Pipes transferred the water to a holding dam above the property, and cooled it before it was piped to the Homestead and around the areas for watering the cattle and horses.
Then the camp packed up, and moved to where the old bore was located and that was filled in and sealed closed.
This took another day and it was 2.30 in the afternoon, in temperatures of 45 degrees heat that the team finally started off to Birdsville in a convoy of 6 Road Trains and 3 4WD Utes. I had packed a box of 24 chicken loaf and Salt beef sandwiches, a box of caramel slices, some cookies and 16 pieces of fruit for a 12 man team lunch.
Just out of Mungerannie, on the gibber plain, you’ll see the turnoff to the distant Cowarie Homestead and Kalamurina Homestead and further on, the highest point on the route, the 150m Mungerannie Gap. About 28km from here is Mirra Mitta bore, which gushes hot water; further up the track lies another bore, Mt Gason, which is 5km north of its namesake and 27km south of the Rig Road(a 4WD-only track). A short track will take you to the bore which, with its boiling water and sulphurous stench, is pretty to watch but not very palatable!
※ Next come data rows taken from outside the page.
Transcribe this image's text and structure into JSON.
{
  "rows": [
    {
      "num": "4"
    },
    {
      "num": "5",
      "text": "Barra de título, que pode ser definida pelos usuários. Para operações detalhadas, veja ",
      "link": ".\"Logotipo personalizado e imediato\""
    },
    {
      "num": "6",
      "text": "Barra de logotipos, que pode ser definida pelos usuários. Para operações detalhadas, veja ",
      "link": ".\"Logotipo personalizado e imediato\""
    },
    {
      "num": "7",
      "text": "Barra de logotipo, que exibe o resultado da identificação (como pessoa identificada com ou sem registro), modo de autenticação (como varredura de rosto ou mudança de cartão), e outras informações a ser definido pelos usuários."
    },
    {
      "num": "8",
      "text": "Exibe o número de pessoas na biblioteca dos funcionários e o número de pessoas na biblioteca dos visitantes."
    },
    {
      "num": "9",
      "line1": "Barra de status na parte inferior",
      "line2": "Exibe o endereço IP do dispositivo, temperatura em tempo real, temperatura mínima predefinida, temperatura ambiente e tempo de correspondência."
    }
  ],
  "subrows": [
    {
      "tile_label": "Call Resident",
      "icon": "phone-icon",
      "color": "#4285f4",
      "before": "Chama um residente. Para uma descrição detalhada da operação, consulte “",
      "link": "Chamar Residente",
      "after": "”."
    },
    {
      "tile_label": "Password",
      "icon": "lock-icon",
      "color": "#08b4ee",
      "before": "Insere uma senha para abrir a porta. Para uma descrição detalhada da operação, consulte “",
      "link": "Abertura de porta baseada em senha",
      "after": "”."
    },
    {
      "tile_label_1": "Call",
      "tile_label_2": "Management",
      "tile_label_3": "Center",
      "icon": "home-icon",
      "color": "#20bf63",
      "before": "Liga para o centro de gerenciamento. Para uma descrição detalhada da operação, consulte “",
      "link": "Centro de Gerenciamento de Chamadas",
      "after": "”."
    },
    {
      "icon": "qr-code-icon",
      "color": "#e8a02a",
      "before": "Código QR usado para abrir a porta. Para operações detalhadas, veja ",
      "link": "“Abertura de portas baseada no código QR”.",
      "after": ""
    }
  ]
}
The next feature of note is Clifton Hills Homestead, the largest holding on the track. Beyond this, you’ll begin to skirt the edge of the Sturt Stony Desert, an expanse of rocks and stones with very little by way of vegetation. There are a number of minor creek crossings around here, some of which provide a bit of shade in which to set up camp, but there aren’t any particularly attractive options here as far as this goes.
North of here, the track crosses the tip of the Koonchera Sandhill, a massive landmark that stretches for miles away to the north. About 95 km from here, you’ll pass the turnoff to historic Pandie Pandie Homestead and start to travel along the Diamantina River. The Diamantina never really dries up, usually flowing during February and March and sometimes even into April and May depending on the monsoons, with regular floods on the Queensland side. From the turnoff, it’s around 32km into Birdsville.